Load balancing of multi-thread routines load balance

Source: Internet
Author: User
Tags bitset rand strcmp

The paper wants to discuss the load balance, which is the load balance between various worker threads (processes) within a multithreaded (multi-process) server program.


Consider a common server model: A receiver thread is responsible for receiving requests, followed by a thread pool that contains a bunch of worker threads, and the requests received are assigned to these workers for processing. Receiver and the worker communicate through Pthread_cond+request_queue. The general practice is: Receiver will receive the request into the queue, and then signal the COND, OK. Specific which worker will be awakened, that is kernel thing (in fact kernel will follow the arrival principle, wake-up first into the waiting process, see "Linux Futex Analysis"). Usually this is enough, receiver wakes up the worker does not need to involve the logic of the load balance. But sometimes we can do some load balance work to improve the performance of the server.

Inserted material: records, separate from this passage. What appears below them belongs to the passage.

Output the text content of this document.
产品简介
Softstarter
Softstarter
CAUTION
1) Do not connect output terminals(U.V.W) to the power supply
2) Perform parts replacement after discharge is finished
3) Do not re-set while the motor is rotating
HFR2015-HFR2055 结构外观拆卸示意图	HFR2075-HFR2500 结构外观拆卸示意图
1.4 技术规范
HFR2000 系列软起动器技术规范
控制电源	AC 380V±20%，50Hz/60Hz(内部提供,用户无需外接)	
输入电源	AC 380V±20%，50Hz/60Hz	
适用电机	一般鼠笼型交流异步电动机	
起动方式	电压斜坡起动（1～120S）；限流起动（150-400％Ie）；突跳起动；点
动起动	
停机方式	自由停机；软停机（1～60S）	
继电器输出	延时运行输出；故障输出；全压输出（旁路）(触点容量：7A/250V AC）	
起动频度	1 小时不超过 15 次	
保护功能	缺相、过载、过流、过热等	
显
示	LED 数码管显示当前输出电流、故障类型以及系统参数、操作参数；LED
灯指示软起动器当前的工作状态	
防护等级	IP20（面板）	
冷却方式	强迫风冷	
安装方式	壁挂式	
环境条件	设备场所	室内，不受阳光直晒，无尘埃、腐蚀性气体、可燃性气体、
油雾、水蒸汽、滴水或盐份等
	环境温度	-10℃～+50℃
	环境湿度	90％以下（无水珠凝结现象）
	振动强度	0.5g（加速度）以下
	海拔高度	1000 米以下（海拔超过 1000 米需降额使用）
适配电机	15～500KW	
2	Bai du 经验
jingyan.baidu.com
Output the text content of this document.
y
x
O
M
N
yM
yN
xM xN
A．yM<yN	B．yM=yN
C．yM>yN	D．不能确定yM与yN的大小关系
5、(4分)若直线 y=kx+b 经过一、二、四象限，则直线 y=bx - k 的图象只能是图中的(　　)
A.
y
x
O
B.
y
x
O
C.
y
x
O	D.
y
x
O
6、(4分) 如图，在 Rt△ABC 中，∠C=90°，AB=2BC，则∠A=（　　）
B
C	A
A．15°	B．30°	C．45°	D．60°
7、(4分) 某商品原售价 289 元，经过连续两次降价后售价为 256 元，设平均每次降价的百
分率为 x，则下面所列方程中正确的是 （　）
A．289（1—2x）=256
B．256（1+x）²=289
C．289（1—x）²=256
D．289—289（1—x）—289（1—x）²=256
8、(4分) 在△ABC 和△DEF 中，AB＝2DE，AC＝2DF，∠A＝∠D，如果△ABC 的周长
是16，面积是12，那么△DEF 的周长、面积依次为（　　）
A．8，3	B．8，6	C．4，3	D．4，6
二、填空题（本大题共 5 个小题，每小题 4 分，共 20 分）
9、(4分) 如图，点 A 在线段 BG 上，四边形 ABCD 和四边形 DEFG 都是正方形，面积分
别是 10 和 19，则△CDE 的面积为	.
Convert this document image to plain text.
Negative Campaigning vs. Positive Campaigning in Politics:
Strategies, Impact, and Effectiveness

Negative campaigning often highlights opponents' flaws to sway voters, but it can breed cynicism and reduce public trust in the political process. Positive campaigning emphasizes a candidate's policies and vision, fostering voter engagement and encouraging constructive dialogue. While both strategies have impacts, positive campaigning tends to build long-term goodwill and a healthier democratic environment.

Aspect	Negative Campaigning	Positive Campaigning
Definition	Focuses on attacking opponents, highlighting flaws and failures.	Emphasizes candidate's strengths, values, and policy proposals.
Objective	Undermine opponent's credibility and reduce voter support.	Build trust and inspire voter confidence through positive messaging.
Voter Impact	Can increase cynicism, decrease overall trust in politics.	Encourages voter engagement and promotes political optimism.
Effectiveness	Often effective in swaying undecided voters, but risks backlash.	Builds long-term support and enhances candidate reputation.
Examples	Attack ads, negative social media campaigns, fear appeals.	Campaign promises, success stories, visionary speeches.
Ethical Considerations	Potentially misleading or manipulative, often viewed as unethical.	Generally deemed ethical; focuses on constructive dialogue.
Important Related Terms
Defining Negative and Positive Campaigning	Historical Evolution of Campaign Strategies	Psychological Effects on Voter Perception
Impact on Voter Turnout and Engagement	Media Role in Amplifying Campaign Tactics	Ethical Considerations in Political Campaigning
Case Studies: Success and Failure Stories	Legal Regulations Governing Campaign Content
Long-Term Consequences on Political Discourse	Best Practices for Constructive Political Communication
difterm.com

Kernel Load Balance Overview





Since the load balance here is closely related to kernel's load balance, we need to see what kernel's load balance has done first. For more information, see "Linux kernel SMP load Balancing", here are just a few brief generalizations.





Plainly, kernel load balance do one thing: let the system in the running state of the process as far as possible to be allocated, in each of the dispatch field to see is balance. How do you understand it? Now the CPU structure generally has: physical CPU, core, hyper-threading, so several levels. "Balance on every dispatch field" is understood to be balance on every level: the total load on each physical CPU is equal to the total load on each core, and the load on each hyper-thread is equivalent.





We see in the system "CPU" is the lowest level of hyper-threading, we may intuitively think that the running state of the process of allocation to each "CPU" on the line, but in fact kernel load balance also have higher requirements. Suppose our machine has 2 physical CPUs, 2 core per physical CPU, and 2 hyper threads per core, a total of 8 "CPUs". If you now have 8 running processes (assuming the same priority), each "CPU" apportioned one process, then nature is balance. But if now there are only 4 running states (assuming the same priority), the real balance is not just that each process falls on a "CPU", but further requires that each physical CPU run two processes per core to run a process.


Why should there be such a strong constraint? Because although each "CPU" is logically independent (there is no master-slave relationship), they are not isolated. The "CPU" under the same physical CPU shares the cache, the "CPU" under the same core will share computing resources (the so-called Hyper-Threading is a set of lines running two threads). and sharing means scramble. Therefore, in the running state of the process is not exactly equal to each "CPU" case, we need to consider whether a higher level of the CPU is equally equal to avoid the cache and CPU line of contention (of course, in addition to performance, this also reflects the fairness of the kernel).





Finally, a little bit more, kernel's load balance is asynchronous. To avoid consuming too much resources, kernel is certainly not able to monitor each "CPU" situation in real time, and then react to changes in real time (except for real time processes, but this is outside the scope of our discussion).


Server's load balance consider





With the kernel load balance as a cushion, look at what the receiver thread on our server can do.





The first is the number of worker threads. What happens if there are too many worker numbers? Or assume that our machine has the 8 "CPUs" above, assuming we have 80 workers, and assume that the 80 threads are assigned to each "CPU" on average, waiting for the task to be processed. When a bunch of requests come in, because our receiver does not have any load balance strategy, the awakened worker appears on which "CPU" can be said to be random. What is the probability of a "simultaneous" arrival of 8 requests falling to 8 different "CPUs"? Yes: (70*60*50*40*30*20*10)/(79*78*77*76*75*74*73) =0.34%. In other words, almost certainly there will be some "CPU" to handle multiple requests, some "CPU" but idle nothing dry situation, the performance of the system can be imagined. And wait until after knowing the kernel load balance will these requests balance to each "CPU" on, may request already handled almost, wait until the next batch of requests arrives, load is still messy. Because the worker threads that have just been balance have been put back to the end of the cond wait queue, the first responders to the new requests are those that have not been balance at the head of the queue.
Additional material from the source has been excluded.